Rencontre avec Jésus-Christ (10)
Il nous faut prendre conscience des méfaits de la société, elle nous fabrique des masques, elle nous moule du dehors, elle nous utilise, elle ne conçoit nos individualités que comme des moyens. Il faut découvrir les méfaits de la société organisée pour comprendre l'originalité essentielle de ce que Jésus a apporté. Certes, Jésus était original en son temps du fait que le peuple juif était une réalité religieuse en tant que peuple, beaucoup moins en tant qu'individu. Bien sûr, les prophètes avaient déjà insisté sur la valeur individuelle de chacun et eux-mêmes, par leur mission, s’étaient individualisés par rapport au peuple.
Donc la prédication de Jésus n'était pas quelque chose de spécifiquement original mais elle va beaucoup plus loin. Elle va tellement plus loin que nous commençons à peine à la découvrir et c'est grâce à cette découverte que nous pouvons, à notre manière, en suivant notre temps, avec notre mentalité, faire un chemin semblable à celui qu'ont fait ceux qui ont eu la grâce, une grâce dangereuse, une grâce précaire, de vivre avec Jésus, il y a vingt siècles. Quand je vous entends chanter : « Le Seigneur est mon berger » par exemple, si vous étiez bergers, cela aurait peut-être une signification. Cela n'en a pas pour moi parce que ça suppose une civilisation pastorale qui n'est pas du tout la nôtre. On peut se demander si on chante ces psaumes parce qu'on est chrétien ou si on les reprend pour être chrétien. Est-ce que c'est pour cultiver la piété ou bien est-ce que c'est le fruit de la piété ? En réalité, ce n'est ni l'un ni l'autre ; c'est à cause du mouvement biblique actuel.
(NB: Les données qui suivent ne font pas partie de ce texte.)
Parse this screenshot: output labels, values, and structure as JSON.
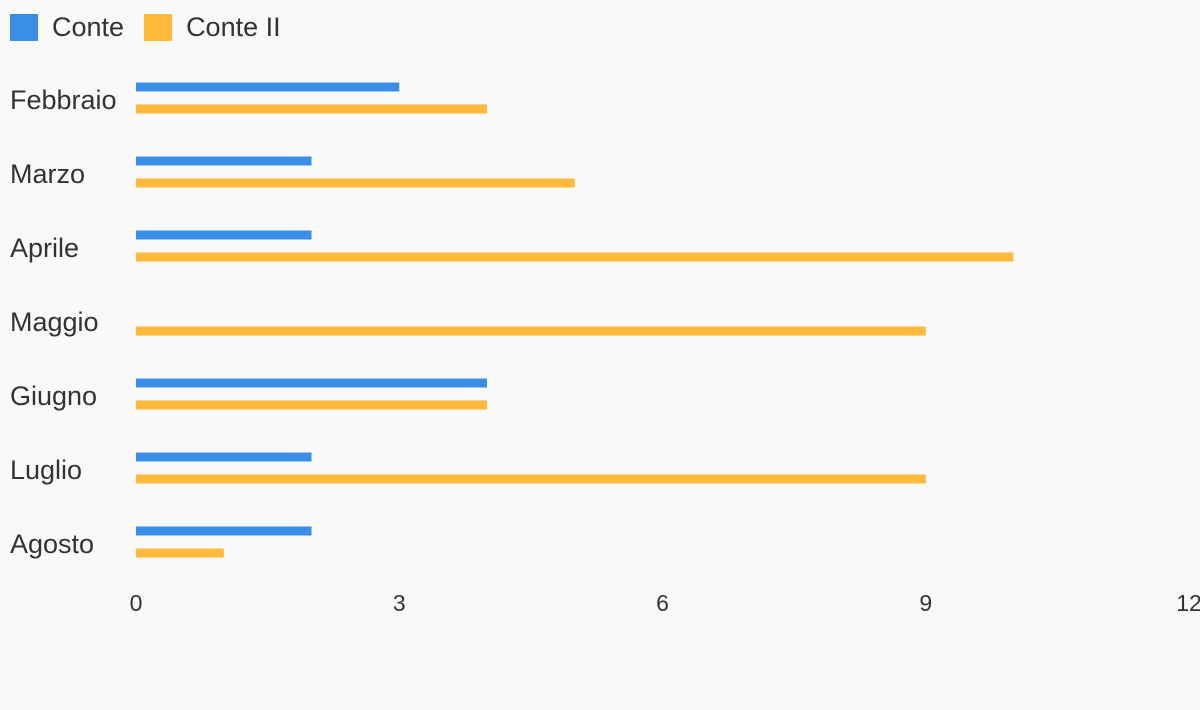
{
  "chart_data": {
    "type": "bar",
    "orientation": "horizontal",
    "title": "",
    "xlabel": "",
    "ylabel": "",
    "categories": [
      "Febbraio",
      "Marzo",
      "Aprile",
      "Maggio",
      "Giugno",
      "Luglio",
      "Agosto"
    ],
    "series": [
      {
        "name": "Conte",
        "color": "#3a8ee8",
        "values": [
          3,
          2,
          2,
          0,
          4,
          2,
          2
        ]
      },
      {
        "name": "Conte II",
        "color": "#ffb93b",
        "values": [
          4,
          5,
          10,
          9,
          4,
          9,
          1
        ]
      }
    ],
    "xlim": [
      0,
      12
    ],
    "xticks": [
      "0",
      "3",
      "6",
      "9",
      "12"
    ],
    "grid": false,
    "legend_position": "top-left"
  }
}
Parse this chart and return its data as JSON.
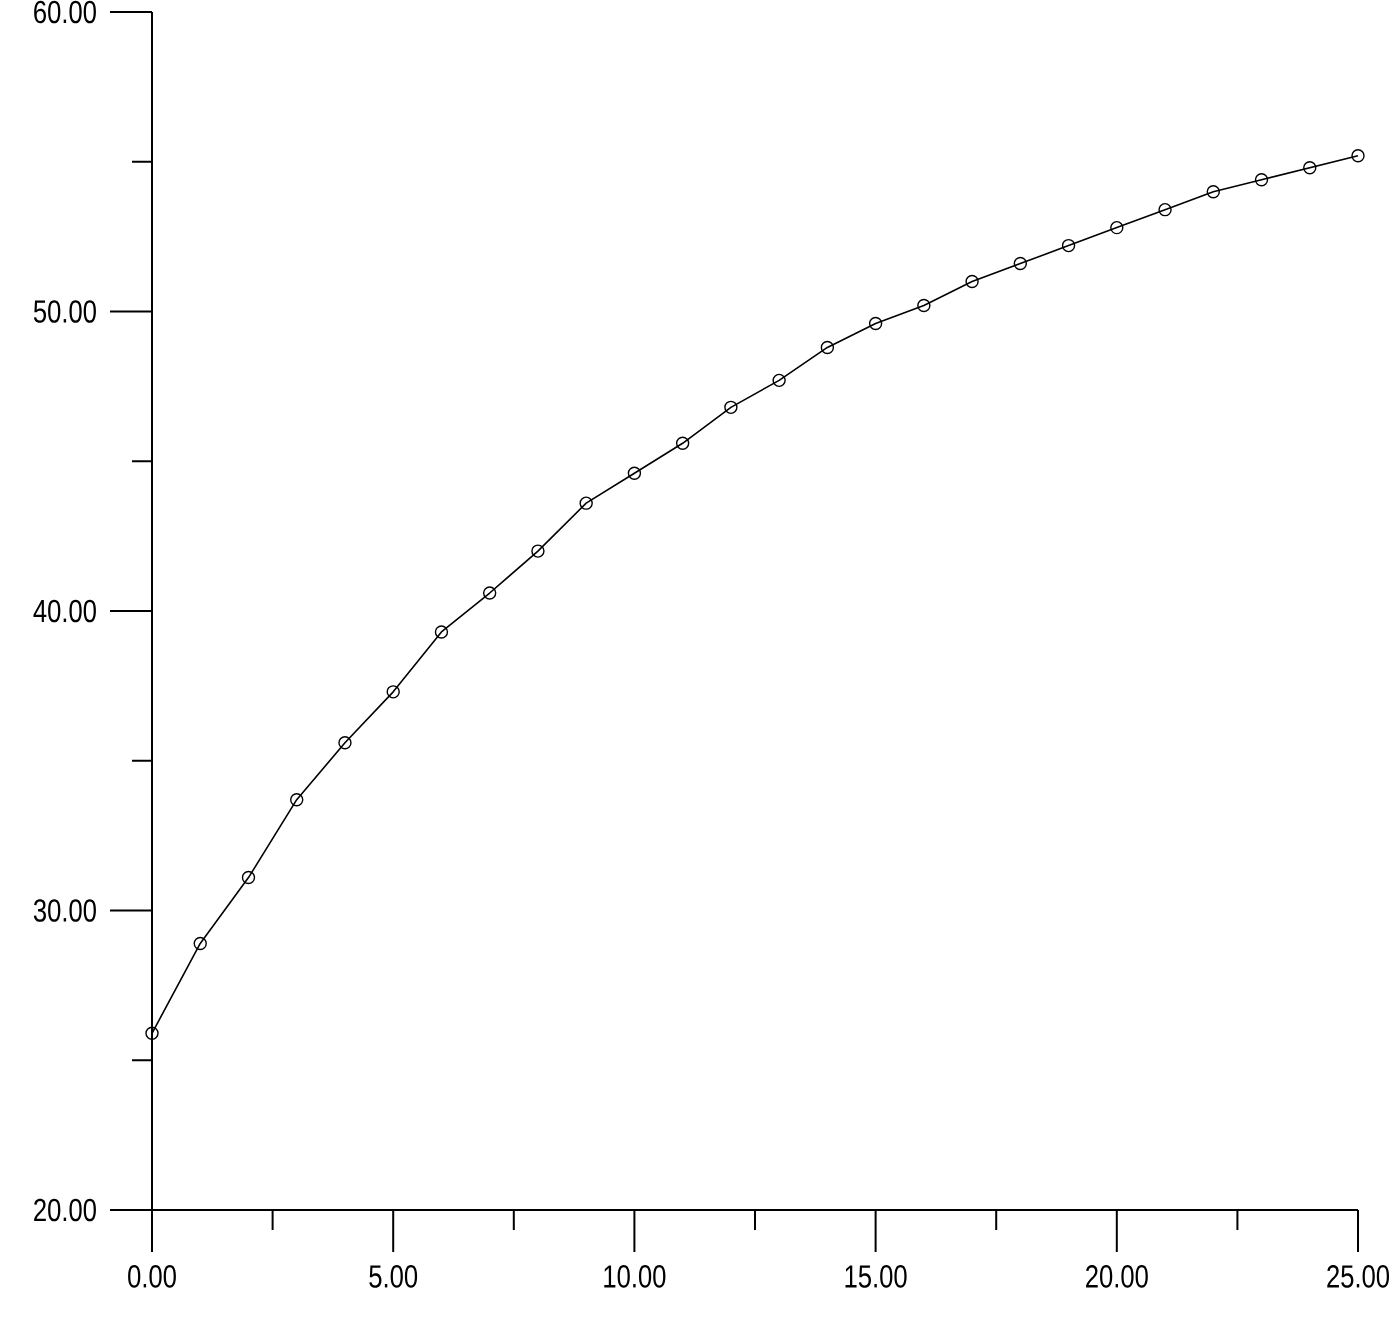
{
  "chart_data": {
    "type": "line",
    "x": [
      0,
      1,
      2,
      3,
      4,
      5,
      6,
      7,
      8,
      9,
      10,
      11,
      12,
      13,
      14,
      15,
      16,
      17,
      18,
      19,
      20,
      21,
      22,
      23,
      24,
      25
    ],
    "series": [
      {
        "color": "#000000",
        "values": [
          25.9,
          28.9,
          31.1,
          33.7,
          35.6,
          37.3,
          39.3,
          40.6,
          42.0,
          43.6,
          44.6,
          45.6,
          46.8,
          47.7,
          48.8,
          49.6,
          50.2,
          51.0,
          51.6,
          52.2,
          52.8,
          53.4,
          54.0,
          54.4,
          54.8,
          55.2
        ]
      }
    ],
    "xlim": [
      0,
      25
    ],
    "ylim": [
      20,
      60
    ],
    "xticks": [
      {
        "value": 0,
        "label": "0.00"
      },
      {
        "value": 2.5,
        "label": null
      },
      {
        "value": 5,
        "label": "5.00"
      },
      {
        "value": 7.5,
        "label": null
      },
      {
        "value": 10,
        "label": "10.00"
      },
      {
        "value": 12.5,
        "label": null
      },
      {
        "value": 15,
        "label": "15.00"
      },
      {
        "value": 17.5,
        "label": null
      },
      {
        "value": 20,
        "label": "20.00"
      },
      {
        "value": 22.5,
        "label": null
      },
      {
        "value": 25,
        "label": "25.00"
      }
    ],
    "yticks": [
      {
        "value": 20,
        "label": "20.00"
      },
      {
        "value": 25,
        "label": null
      },
      {
        "value": 30,
        "label": "30.00"
      },
      {
        "value": 35,
        "label": null
      },
      {
        "value": 40,
        "label": "40.00"
      },
      {
        "value": 45,
        "label": null
      },
      {
        "value": 50,
        "label": "50.00"
      },
      {
        "value": 55,
        "label": null
      },
      {
        "value": 60,
        "label": "60.00"
      }
    ],
    "marker": "circle",
    "line_style": "solid"
  }
}
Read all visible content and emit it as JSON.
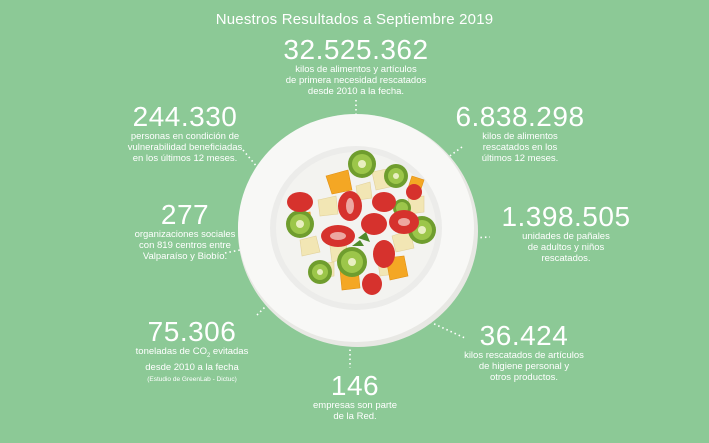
{
  "title": "Nuestros Resultados a Septiembre 2019",
  "stats": {
    "food_total": {
      "value": "32.525.362",
      "line1": "kilos de alimentos y artículos",
      "line2": "de primera necesidad rescatados",
      "line3": "desde 2010 a la fecha."
    },
    "people": {
      "value": "244.330",
      "line1": "personas en condición de",
      "line2": "vulnerabilidad beneficiadas",
      "line3": "en los últimos 12 meses."
    },
    "food_12m": {
      "value": "6.838.298",
      "line1": "kilos de alimentos",
      "line2": "rescatados en los",
      "line3": "últimos 12 meses."
    },
    "orgs": {
      "value": "277",
      "line1": "organizaciones sociales",
      "line2": "con 819 centros entre",
      "line3": "Valparaíso y Biobío."
    },
    "diapers": {
      "value": "1.398.505",
      "line1": "unidades de pañales",
      "line2": "de adultos y niños",
      "line3": "rescatados."
    },
    "co2": {
      "value": "75.306",
      "line1_a": "toneladas de CO",
      "line1_sub": "2",
      "line1_b": " evitadas",
      "line2": "desde 2010 a la fecha",
      "note": "(Estudio de GreenLab - Dictuc)"
    },
    "hygiene": {
      "value": "36.424",
      "line1": "kilos rescatados de artículos",
      "line2": "de higiene personal y",
      "line3": "otros productos."
    },
    "companies": {
      "value": "146",
      "line1": "empresas son parte",
      "line2": "de la Red."
    }
  },
  "colors": {
    "background": "#8cc996",
    "text": "#ffffff",
    "plate": "#f7f7f5",
    "strawberry": "#d8332f",
    "kiwi": "#7fae3a",
    "orange": "#f3a623",
    "apple": "#f3e7b5"
  }
}
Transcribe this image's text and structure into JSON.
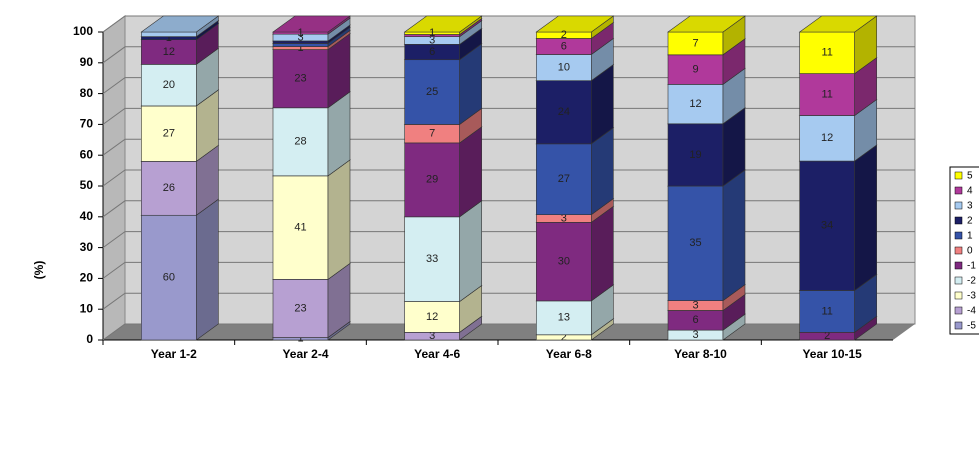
{
  "chart_data": {
    "type": "bar3d-stacked",
    "y_label": "(%)",
    "categories": [
      "Year 1-2",
      "Year 2-4",
      "Year 4-6",
      "Year 6-8",
      "Year 8-10",
      "Year 10-15"
    ],
    "ylim": [
      0,
      100
    ],
    "yticks": [
      0,
      10,
      20,
      30,
      40,
      50,
      60,
      70,
      80,
      90,
      100
    ],
    "grid": true,
    "legend": "right",
    "series": [
      {
        "name": "-5",
        "color": "#9999cc",
        "values": [
          40.5,
          0.8,
          0,
          0,
          0,
          0
        ],
        "counts": [
          60,
          1,
          null,
          null,
          null,
          null
        ]
      },
      {
        "name": "-4",
        "color": "#b7a0d2",
        "values": [
          17.5,
          18.9,
          2.5,
          0,
          0,
          0
        ],
        "counts": [
          26,
          23,
          3,
          null,
          null,
          null
        ]
      },
      {
        "name": "-3",
        "color": "#ffffcc",
        "values": [
          18,
          33.6,
          10,
          1.7,
          0,
          0
        ],
        "counts": [
          27,
          41,
          12,
          2,
          null,
          null
        ]
      },
      {
        "name": "-2",
        "color": "#d4eef2",
        "values": [
          13.5,
          22.1,
          27.5,
          11,
          3.2,
          0
        ],
        "counts": [
          20,
          28,
          33,
          13,
          3,
          null
        ]
      },
      {
        "name": "-1",
        "color": "#7f2a80",
        "values": [
          8,
          18.9,
          24,
          25.5,
          6.4,
          2.5
        ],
        "counts": [
          12,
          23,
          29,
          30,
          6,
          2
        ]
      },
      {
        "name": "0",
        "color": "#f08080",
        "values": [
          0,
          1,
          6,
          2.5,
          3.2,
          0
        ],
        "counts": [
          null,
          1,
          7,
          3,
          3,
          null
        ]
      },
      {
        "name": "1",
        "color": "#3553a8",
        "values": [
          0,
          1,
          21,
          23,
          37.2,
          13.6
        ],
        "counts": [
          null,
          null,
          25,
          27,
          35,
          11
        ]
      },
      {
        "name": "2",
        "color": "#1c1f66",
        "values": [
          1,
          0.8,
          5,
          20.5,
          20.2,
          42
        ],
        "counts": [
          1,
          null,
          6,
          24,
          19,
          34
        ]
      },
      {
        "name": "3",
        "color": "#a6caf0",
        "values": [
          1.5,
          2.2,
          2.5,
          8.5,
          12.8,
          14.8
        ],
        "counts": [
          null,
          3,
          3,
          10,
          12,
          12
        ]
      },
      {
        "name": "4",
        "color": "#b0399b",
        "values": [
          0,
          0.7,
          0.7,
          5.2,
          9.6,
          13.6
        ],
        "counts": [
          null,
          1,
          null,
          6,
          9,
          11
        ]
      },
      {
        "name": "5",
        "color": "#ffff00",
        "values": [
          0,
          0,
          0.8,
          2.1,
          7.4,
          13.5
        ],
        "counts": [
          null,
          null,
          1,
          2,
          7,
          11
        ]
      }
    ]
  }
}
Je voudrais vous faire une méditation sur la messe parce que vraiment c'est notre rocher ; l'eucharistie est notre rocher. Or nous sommes en train de lui mettre des oripeaux semblables au costume doré dont nous recouvrons les statues de la Vierge pour la trouver plus admirable. Je vais vous expliquer ce que je veux dire par là. Quand j'assiste à la messe, je la sers en général. Quand le prêtre commence et que je lui réponds, vous vous mettez à chanter très pieusement et très dignement le psaume de l'introït qui est un petit morceau d'un psaume beaucoup plus long. Pendant toute la messe, vous chantez beaucoup de choses qui sont très belles d'ailleurs mais qui n'ont rien à voir avec la messe. Je comprendrais très bien cette façon de faire pour la messe des catéchumènes, par exemple. Ces psaumes, qui sont très beaux, ne sont pas adaptés à notre mentalité. Nous vivons sur le passé parce que nous n'avons rien à nous mettre sous la dent dans le présent. C'est très grave ce que je vous dis parce que nous nous nourrissons d'une nourriture qui nous empêche d'avoir faim. Il faudrait que nous ayons faim pour trouver une vraie nourriture. Nous avons une nourriture qui a été utile jadis mais l'est beaucoup moins maintenant. Je vous dis peut-être des choses un peu fortes mais, en vérité, c'est vrai (…)
Au fond, vingt siècles nous séparent de Jésus et nous tenons encore un peu le flambeau qui nous permet de nous souvenir de lui. Nous parlons de lui certes, mais nous parlons surtout de la doctrine, nous parlons surtout de l'Église. Au fond, nous parlons très peu de lui, réellement, personnellement, parce qu'il est difficile de se souvenir pendant vingt siècles d'un homme comme lui, même si nous croyons qu'il est Dieu. Si nous croyons qu'il est Dieu sans être véritablement entré dans son humanité, cette humanité s'évapore au contact de sa divinité. Et pourtant, c'est une chose capitale. Je ne conçois pas de vocation solide, féconde, dont le développement dépasse les espérances du départ, si on n'a pas, dès le commencement, fait une découverte très personnelle de ce qu'est Jésus, au-delà de toute dévotion, au-delà de toute Écriture. En définitive, pour connaître Jésus, nous avons deux voies, deux moyens, nous avons l'Écriture et nous avons nous-mêmes. C'est dans la mesure où nous nous découvrons nous-mêmes que nous pouvons découvrir Jésus. Je dis peut-être des choses un peu fortes mais, pour bien comprendre l'Évangile, pour bien comprendre l'Écriture, il faut déjà se connaître un peu soi-même. La connaissance de soi, de soi pas de l'autre, avec toute l'intériorité que cela suppose, avec toute la persévérance que cela suppose, est indispensable pour comprendre l'Écriture autrement qu'en exégète et pour comprendre aussi Jésus-Christ. (Fin).